On Tue, Aug 17, 2010 at 9:45 PM, John J. Barton
<johnjbarton at johnjbarton.com> wrote:
>>> (though I'm not sure which environment is compiled in other than
>>> the global object, which you can't replace anyway, at least not for
>>> now).
>>>
>>>
>>> Well if I intercept the event and change the source to
>>>   with(browserShim) {
>>>      ... script tag contents here....
>>>   }
>>> Then I compile into another environment. Otherwise how can I achieve your
>>> goal?
>>
>> These events in and of themselves doesn't allow you to modify the
>> script source. This does seem like a neat idea, if you have ideas for
>> how this would be done please do suggest them here.
>
> For example,
> myWillExecuteHandler = function(event)
> {
>    var elt = event.target;
>    var adulterate = "with(shim){\n"+elt.innerHTML+"}\n";
>    eval(adulterate);
>    return false; // need some way to abort the script tag in progress.
> }

This doesn't work for external scripts. I.e. ones with a src attribute.

>> What I was thinking was simply allowing the event handler to do things
>> like:
>>
>> var oldWrite;
>> myWillExecuteHandler(event) {
>>   oldWrite = document.write;
>>   document.write = myWriteOverride;
>> }
>> myDidExecuteHandler(event) {
>>   document.write = oldWrite;
>> }
>
> But I guess you don't need events to modify and restore the environment, why
> not just put a script before and after:
> <script>
> oldWrite = document.write;
> document.write = function(msg) { console.log(msg); }
> </script>
> <script>
> document.write("I command you!");
> </script>
> <script>
> document.write = oldWrite;
> </script>

This doesn't work if the script whose evironment you want to modify is
an asynchronous script. It also is significantly more cumbersome,
especially if you want to do this to several <script> elements in your
page.
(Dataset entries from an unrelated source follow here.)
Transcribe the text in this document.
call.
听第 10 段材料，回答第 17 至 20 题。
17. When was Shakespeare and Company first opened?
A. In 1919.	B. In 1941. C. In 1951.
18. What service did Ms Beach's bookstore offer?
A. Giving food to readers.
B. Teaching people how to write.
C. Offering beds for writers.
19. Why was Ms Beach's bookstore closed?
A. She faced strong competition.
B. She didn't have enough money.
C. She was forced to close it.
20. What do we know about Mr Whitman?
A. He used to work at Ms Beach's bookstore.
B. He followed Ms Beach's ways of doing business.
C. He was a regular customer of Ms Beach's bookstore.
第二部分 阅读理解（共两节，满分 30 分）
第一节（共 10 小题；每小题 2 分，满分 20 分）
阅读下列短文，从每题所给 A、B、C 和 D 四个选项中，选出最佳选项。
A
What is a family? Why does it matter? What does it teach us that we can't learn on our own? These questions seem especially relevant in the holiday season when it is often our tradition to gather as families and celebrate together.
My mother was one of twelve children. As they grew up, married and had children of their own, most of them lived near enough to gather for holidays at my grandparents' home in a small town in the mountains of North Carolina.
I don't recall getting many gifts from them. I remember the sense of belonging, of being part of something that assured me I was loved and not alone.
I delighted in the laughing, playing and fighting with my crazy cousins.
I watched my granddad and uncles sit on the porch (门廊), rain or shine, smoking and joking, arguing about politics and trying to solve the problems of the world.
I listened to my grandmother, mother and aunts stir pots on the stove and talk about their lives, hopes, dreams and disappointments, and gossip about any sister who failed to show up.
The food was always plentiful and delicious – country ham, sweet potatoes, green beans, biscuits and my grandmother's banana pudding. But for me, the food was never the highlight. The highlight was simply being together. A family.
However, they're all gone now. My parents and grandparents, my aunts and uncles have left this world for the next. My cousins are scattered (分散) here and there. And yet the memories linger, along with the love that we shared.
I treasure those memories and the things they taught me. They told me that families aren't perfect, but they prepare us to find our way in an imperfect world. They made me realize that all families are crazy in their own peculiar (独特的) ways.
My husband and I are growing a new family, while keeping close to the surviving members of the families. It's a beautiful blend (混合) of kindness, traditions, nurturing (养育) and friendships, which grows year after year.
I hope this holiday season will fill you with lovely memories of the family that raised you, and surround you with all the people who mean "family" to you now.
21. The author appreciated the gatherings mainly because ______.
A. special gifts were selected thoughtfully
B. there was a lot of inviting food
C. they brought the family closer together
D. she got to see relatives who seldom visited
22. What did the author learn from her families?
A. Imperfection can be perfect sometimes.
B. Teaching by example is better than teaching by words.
It also doesn't work if some parts of your markup is generated
by other libraries or components that you don't directly control,
which is exactly the situation when you generally want to use shims.

>>> If this kind of event were provided for all compilations, Javascript
>>> debugging would make a quantum leap forward in performance and
>>> reliability.
>>> Firebug, for example, uses egregious hacks to fake these events on the
>>> mozilla platform.
>>>
>>>
>>> This feature is not enough for that. For example this event is not
>>> fired for onXXX event handlers, calls to eval(), calls to the Function
>>> constructor, calls to WorkerGlobalScope.importScripts or loading of
>>> Workers and SharedWorkers.
>>>
>>>
>>> But if you don't cover these paths then I don't think the feature is
>>> complete, because what ever developers do in top-level functions of
>>> script
>>> tag source they do in all those other cases too.
>>
>> It's not intended for implementing debuggers. I suspect a debugging
>> API would require something significantly more complex in order to
>> deal with all the features I listed. For one, how would you deal with
>> the fact that workers can cause scripts to compile and evaluate on
>> multiple threads?
>
> Again, its not a debugging API, it's just the same API you propose.  If
> workers cause scripts to compile, and it triggers event handlers they run on
> the worker thread (and consequently cannot operate on the UI).  And if you
> want to talk about complex, let's talk about what developers have to do now
> or what debugger have to do to try to help them.

I'm all for improving debuggers. However I don't see a need to expose
the APIs that debuggers need to web pages. If there are features that
web pages need, and that debuggers happen to be able to use, then
that's great. But features should be added based on if web pages need
them, not if debuggers or implementations need them internally.